Además, otra línea de trabajo del área de Educación e Investigación es la de fomentar la materialización de becas en diversos ámbitos como, por ejemplo, los consolidados Premios de Investigación Biomédica, que cumplen diez ediciones con la vocación de fortalecer el tejido investigador de las islas y la generación de conocimiento. Pero que, además, resultan con proyectos de vanguardia que se trasladan a los servicios sociosanitarios de Canarias y mejoran la calidad de vida de los pacientes.
La colaboración entre entidades públicas, empresas y tercer sector está siendo clave para impulsar proyectos sociales de gran alcance. ¿Qué importancia tiene para Fundación DISA crear alianzas estratégicas con administraciones, ONG y colectivos sociales para multiplicar el impacto de sus iniciativas?
Es que, como dice el tan usado dicho: “juntos vamos más lejos”.
Las alianzas son determinantes para conseguir muchos de nuestros objetivos y no entendemos nuestra forma de trabajar sin ellas.
Fundación DISA ha conseguido conectar áreas tan distintas como cultura, investigación, deporte, medioambiente y acción social. ¿Cuál diría que es la clave para mantener una estrategia tan transversal sin perder de vista las verdaderas necesidades de la ciudadanía canaria?
Como decía al inicio, Es fundamental estar despierta. Muy atentas a lo que necesitan los colectivos para los que trabajamos, porque sus necesidades son cambiantes.
Para ser eficaces, debemos hacer un ejercicio de escucha permanente, lo que nos permite adaptar proyectos, idear nuevas, iniciativas, o incluso abandonar áreas de trabajo en las que ya no somos necesarios, o en las que hay nuevas entidades dando cobertura.
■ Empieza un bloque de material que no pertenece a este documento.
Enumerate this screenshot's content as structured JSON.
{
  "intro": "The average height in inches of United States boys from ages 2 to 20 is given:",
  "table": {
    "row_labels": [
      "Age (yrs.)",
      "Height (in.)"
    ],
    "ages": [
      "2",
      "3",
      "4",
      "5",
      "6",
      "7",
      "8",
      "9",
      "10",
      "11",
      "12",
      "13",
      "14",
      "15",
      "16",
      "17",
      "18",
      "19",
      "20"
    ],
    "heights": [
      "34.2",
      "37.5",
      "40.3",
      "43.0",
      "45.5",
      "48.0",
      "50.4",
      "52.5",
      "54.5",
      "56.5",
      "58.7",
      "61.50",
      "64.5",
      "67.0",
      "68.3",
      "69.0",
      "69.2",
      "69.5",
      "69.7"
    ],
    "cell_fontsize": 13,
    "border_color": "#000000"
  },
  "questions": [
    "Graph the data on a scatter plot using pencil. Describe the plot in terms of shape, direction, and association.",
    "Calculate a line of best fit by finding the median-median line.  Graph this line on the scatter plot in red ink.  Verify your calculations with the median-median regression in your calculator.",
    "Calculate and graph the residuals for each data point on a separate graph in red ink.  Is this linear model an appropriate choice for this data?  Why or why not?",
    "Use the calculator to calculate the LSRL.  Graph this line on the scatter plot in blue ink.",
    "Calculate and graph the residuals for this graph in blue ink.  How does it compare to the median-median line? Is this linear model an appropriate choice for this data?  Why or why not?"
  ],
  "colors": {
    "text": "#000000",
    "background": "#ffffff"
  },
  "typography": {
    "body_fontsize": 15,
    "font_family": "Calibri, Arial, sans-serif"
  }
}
Para finalizar, mirando ya hacia 2026, ¿cuáles son los principales retos que se marca Fundación DISA en Canarias y en qué áreas quieren reforzar especialmente su impacto social durante los próximos años?
Con la mirada puesta en lo que nos queda en el 2026, nuestra voluntad es hacer crecer aquellos proyectos que siguen teniendo sentido y que están aportando soluciones reales a problemas de hoy. Eso quiere decir, que para el equipo de la Fundación DISA todo lo que tenga que ver con la infancia o la discapacidad es prioritario.